Intervista
a Mariano Bargellini
- So che stai lavorando a un nuovo romanzo. Vuoi dire qualcosa
su questo testo che definisci puzzle game?
- L’oggetto
infinito è un romanzo puzzle game.
In senso metaforico e letterale. Anche alla lettera, in quanto che il
fabulatore e personaggio della storia, a seguito di un escamotage si direbbe
onirico, e dell’annuncio recatogli da Antony Charon, lo scimpanzé sapiente
della televisione, il teledivo dell’aperitivo, quasi stesse sognando cade nella
trappola di un puzzle game, di cui
ignora le regole i meccanismi le leggi. Si trova di colpo, forse prigioniero,
in una casa del Sonno e del Silenzio, che lui riconosce: è la casa-labirinto
della fanciullezza, arredata come allora e con vestigia recenti degli antichi
inquilini, ma deserta e semibuia. L’intero palazzo, oggi assediato da una
nebbia fittissima, parrebbe disabitato. E la città stessa, deserta: una
Milano-fantasma. Egli s’aggira, ombra di sogno, anzi persona di puntini
elettronici, ente digitale, avatar del giocatore sconosciuto alla console per
corridoi e stanze di un Labirinto senza uscita, e senza Minotauro. Salvo che il
Minotauro, cioè l’avversario computerizzato di questo videogioco, non sia lo
scimpanzé parlante, il testimonial dell’aperitivo: Toni Caronte, il suo
contubernale di reclusorio-incantesimo. Il quale, sorta di Frégoli, cambia
d’abito e di ruolo per tre volte. Di teologo e in veste talare, per esempio, si
cambia in predicatore della rivoluzione neofuturista, vestito alla futurBalla.

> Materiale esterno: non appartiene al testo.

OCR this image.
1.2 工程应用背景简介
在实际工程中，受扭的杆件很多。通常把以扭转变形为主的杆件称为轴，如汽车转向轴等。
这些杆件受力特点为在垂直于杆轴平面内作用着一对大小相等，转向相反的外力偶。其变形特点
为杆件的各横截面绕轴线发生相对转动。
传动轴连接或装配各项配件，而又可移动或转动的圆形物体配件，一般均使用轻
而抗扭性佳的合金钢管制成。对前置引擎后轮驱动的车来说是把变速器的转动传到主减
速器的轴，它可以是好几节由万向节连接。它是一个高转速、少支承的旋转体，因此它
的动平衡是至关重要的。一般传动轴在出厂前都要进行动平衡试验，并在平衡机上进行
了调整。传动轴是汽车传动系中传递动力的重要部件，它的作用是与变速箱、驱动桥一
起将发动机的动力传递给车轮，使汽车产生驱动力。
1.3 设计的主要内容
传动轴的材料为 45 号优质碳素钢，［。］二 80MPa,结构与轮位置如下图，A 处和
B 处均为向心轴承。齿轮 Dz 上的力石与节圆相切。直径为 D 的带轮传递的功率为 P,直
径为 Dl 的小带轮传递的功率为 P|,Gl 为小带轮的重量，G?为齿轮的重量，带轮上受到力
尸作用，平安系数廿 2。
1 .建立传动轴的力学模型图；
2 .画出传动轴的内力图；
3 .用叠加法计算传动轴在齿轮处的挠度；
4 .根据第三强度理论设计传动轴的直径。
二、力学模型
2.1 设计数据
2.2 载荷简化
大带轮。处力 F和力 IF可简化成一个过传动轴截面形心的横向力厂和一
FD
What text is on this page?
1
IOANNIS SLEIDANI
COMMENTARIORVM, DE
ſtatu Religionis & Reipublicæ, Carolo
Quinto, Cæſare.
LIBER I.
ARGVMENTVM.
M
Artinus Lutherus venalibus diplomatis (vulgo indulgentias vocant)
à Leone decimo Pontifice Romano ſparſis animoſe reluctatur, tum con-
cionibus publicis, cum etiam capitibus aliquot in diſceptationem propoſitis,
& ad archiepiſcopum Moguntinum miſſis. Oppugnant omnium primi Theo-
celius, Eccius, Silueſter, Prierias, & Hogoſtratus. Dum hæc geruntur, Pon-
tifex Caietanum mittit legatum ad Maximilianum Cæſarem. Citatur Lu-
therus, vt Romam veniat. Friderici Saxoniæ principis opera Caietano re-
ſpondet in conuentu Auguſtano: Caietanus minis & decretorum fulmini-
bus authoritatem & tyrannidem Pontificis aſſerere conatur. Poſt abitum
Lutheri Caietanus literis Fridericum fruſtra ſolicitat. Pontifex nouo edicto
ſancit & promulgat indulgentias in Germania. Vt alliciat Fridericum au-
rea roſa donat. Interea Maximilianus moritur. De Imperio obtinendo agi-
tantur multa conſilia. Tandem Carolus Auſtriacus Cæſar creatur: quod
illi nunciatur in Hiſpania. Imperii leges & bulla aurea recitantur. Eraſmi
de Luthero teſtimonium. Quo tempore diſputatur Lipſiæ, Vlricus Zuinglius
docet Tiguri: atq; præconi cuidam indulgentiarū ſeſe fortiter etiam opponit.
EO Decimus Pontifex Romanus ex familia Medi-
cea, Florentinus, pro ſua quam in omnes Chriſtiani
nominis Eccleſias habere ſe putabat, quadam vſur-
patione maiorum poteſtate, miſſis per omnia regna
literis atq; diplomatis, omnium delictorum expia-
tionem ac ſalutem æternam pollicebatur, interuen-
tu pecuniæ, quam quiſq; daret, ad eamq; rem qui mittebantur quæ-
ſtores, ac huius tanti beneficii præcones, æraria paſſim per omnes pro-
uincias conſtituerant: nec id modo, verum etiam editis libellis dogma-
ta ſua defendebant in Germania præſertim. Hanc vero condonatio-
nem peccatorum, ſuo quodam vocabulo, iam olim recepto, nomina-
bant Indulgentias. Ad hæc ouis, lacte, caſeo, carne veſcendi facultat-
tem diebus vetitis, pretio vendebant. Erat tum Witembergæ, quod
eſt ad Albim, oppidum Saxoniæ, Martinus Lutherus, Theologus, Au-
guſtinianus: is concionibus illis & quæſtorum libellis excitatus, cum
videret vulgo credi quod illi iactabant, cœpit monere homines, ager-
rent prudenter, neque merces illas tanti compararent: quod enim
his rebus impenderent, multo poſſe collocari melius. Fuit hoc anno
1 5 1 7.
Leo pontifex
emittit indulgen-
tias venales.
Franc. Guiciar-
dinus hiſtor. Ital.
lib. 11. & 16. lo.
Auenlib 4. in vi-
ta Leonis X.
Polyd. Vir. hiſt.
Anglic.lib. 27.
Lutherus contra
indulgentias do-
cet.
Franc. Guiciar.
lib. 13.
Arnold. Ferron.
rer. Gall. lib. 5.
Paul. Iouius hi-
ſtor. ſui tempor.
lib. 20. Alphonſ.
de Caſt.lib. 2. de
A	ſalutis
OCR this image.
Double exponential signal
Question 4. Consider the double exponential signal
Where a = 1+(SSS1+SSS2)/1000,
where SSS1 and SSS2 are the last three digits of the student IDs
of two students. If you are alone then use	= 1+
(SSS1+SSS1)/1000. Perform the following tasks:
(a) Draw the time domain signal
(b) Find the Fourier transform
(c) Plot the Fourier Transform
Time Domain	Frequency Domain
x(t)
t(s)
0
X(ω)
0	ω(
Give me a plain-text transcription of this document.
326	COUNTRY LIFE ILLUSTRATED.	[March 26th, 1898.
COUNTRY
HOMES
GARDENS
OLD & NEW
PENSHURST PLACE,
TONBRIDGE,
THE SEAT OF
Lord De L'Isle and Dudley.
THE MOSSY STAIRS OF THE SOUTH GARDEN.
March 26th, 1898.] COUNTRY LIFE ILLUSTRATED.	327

Oltre a questi due personaggi, e ai loro dialoghi subito declamati e voltatisi
in controversia, dialoghi da teatro della sorpresa del grottesco e dell’assurdo,
risuona talvolta nel teatro vuoto e quasi buio la voce del giocatore e
fabulatore invisibile seduto alla console. Continui i colpi di scena. L’ultimo,
a suo modo risolutivo, conclude brutalmente L’oggetto infinito, romanzo
labirintico neo-novecentista.
-
Converrà prendere le mosse dalla recensione di Giuliano Gramigna a Mus
utopicus (I. M. Gallino editore, Milano 1999) sul Corriere della sera del
13 gennaio 2000: “Racconti fantastici, fabulosi, anticipatori? Per fortuna
qualcosa di meglio, e di più peculiare. Bargellini gestisce con outrance il
suo manierismo, ostentandolo anziché schermarlo, rifiutandosi di ammettere che
una narrazione (almeno la sua narrazione!) sia qualcosa d’altro che una cosa
scritta. Ne è un esempio il testo che battezza il volume [ … ]:
linguisticamente mescolanza di forme fintonobili, gerghi tecnici, latinismi, macheronea di italiano e milanese, costruttivamente,
una sintassi vuoi tacitiana, vuoi ingrovigliata. La beffa convive continuamente
con severe, astruse combinazioni di lessico: metafore barocche, come le
palpebre bianche «mascherina di cartapecora del sonno», costeggiano il
lombardismo «stremiti»; e i piccioni morituri sono «morfemi di Thànatos». Il
lettore piluccherà a suo piacimento e divertimento. Ma non si tratta di pura
esibizione di virtuosismo. Il racconto più lungo, e impegnativo, «Falconeria da
camera», mette in folle non solo la lingua ma le regole narrative, anzi,
dell’esistere, con l’omonimia proditoria di narratore e personaggio, e con il
piccione ominoso, forse compagno degli uccelli del presidente Schreber (vedi
Freud) o messaggero d’Averno o del quiz televisivo… Mi trattengo dal fare nomi
di patroni eccellenti per Bargellini: Gadda, Landolfi, magari Dossi. Questo non
è il libro di un ingegnoso adepto – di cui si sa ben poco: nato a Torino,
vivente a Milano, decorato ora del Bagutta-Opera prima. Non è demandata al
recensore la funzione d’astrologo: ma scommetterei di buon grado sul futuro di
narratore di Bargellini.”
E
dopo? Dopo Giuliano Gramigna? Il silenzio. Il silenzio dei favoreggiatori degli scrittori-senza. La loro
distrazione dolosa riguardo a Bargellini. E i boicottaggi (sì, anche i
boicottaggi!) mondano-mafiosi del Luna-Park della Vanità e dei suoi teatri
d’automi, avversatori velenosi (e truffaldini) del Barigildo. Ma ha che fare,
tutto questo, con la letteratura? No, certo. Allora non parliamone.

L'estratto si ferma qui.